On the other hand, hormonal contraceptives like Yaz and Yasmin birth control pills have also been linked to an increased risk of developing pseudotumor cerebri. Both of these contraception methods were found to contain a combination of the hormones ethinyl estradiol (estrogen) and drospirenone, which is another type of progestin.

Although it is still unclear why pseudotumor cerebri develops, some risk factors for the condition include excess weight, use of certain medications like antibiotics or steroids, irregularities in the blood vessel, and sleep apnea. And although body weight gain may be the most preventable pseudotumor cerebri risk factor, that is not to say that thin people cannot develop the disorder, because they still possibly can.

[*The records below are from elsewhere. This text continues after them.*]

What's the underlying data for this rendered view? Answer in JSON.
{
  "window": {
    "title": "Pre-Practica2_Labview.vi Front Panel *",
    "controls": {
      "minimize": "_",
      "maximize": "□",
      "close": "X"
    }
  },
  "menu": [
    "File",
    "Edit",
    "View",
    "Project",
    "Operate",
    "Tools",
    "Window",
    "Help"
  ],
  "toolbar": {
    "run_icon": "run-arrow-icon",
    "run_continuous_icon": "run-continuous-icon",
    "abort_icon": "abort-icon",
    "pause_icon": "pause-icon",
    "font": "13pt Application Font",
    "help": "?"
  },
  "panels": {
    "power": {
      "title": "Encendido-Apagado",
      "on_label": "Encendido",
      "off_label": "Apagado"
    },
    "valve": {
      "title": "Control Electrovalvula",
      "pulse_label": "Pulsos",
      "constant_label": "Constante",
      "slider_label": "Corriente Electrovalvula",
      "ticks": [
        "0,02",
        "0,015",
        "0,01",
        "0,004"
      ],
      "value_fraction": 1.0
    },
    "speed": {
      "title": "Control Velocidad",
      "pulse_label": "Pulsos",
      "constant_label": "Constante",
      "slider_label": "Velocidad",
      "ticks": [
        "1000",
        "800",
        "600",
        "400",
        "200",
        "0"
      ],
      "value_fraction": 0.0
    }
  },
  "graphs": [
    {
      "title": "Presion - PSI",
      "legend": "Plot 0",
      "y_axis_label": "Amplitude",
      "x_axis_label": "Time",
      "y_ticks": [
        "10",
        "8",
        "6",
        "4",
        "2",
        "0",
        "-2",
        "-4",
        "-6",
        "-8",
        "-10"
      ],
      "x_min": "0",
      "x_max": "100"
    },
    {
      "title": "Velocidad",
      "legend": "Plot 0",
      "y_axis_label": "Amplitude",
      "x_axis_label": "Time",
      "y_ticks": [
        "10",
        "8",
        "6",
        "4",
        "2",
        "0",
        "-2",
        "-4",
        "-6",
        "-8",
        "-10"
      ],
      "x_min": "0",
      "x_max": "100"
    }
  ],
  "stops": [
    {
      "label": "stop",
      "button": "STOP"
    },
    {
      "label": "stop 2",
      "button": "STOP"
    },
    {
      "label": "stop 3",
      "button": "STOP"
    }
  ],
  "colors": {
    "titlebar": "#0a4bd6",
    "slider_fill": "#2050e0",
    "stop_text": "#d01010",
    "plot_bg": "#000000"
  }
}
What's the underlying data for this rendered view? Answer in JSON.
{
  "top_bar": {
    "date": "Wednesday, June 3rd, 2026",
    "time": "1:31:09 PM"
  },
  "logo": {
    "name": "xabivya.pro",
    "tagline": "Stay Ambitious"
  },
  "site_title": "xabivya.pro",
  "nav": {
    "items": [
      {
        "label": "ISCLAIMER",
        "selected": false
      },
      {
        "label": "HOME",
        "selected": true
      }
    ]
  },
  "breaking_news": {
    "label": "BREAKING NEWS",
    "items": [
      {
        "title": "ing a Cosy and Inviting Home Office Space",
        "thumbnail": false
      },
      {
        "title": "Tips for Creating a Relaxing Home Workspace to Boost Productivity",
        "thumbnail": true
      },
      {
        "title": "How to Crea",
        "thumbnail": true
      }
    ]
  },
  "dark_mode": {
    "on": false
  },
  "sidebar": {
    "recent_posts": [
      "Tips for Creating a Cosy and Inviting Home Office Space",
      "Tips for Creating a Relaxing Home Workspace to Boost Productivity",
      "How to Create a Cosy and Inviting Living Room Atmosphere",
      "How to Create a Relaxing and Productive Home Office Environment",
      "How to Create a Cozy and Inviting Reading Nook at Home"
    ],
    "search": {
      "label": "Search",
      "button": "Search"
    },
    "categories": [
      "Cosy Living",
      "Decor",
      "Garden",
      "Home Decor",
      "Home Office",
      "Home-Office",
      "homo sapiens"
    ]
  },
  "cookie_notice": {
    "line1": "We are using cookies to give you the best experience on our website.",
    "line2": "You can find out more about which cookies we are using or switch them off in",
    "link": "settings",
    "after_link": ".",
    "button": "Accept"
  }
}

Pseudotumor Cerebri Diagnosis and Treatment

Before, diagnosing pseudotumor cerebri only involved ruling out the existence of an actual brain tumor. However, today, with the help of technological advances in neuroradiology, doctors can now promptly diagnose the condition through certain physical exams and a few tests.

Some of these medical tests include brain imaging such as MRI or CT scans, lumbar puncture which is also known as spinal tap, eye exam, and testing intracranial pressure.

Treatment for the condition mainly depends on what is causing the buildup of pressure in the brain. Some few known treatments include:

  • reducing fluids or salt in a patient’s diet
  • a lumbar puncture to remove fluid and decrease pressure
  • weight loss
  • surgical treatment around the optic nerve to reduce pressure
  • certain medications like diuretics that help the body get rid of excess fluid

Another known treatment to relive the pressure is through the surgical placement of shunts like ventriculo-peritoneal shunts and lumboperitoneal shunts. However, both types of shunts have a high failure rate and typically results in multiple revision surgeries.

But it seems that hope is still not lost for the treatment of pseudotumor cerebri, as a new surgical procedure called cerebral venous sinus stenting is being studied in clinical trials today.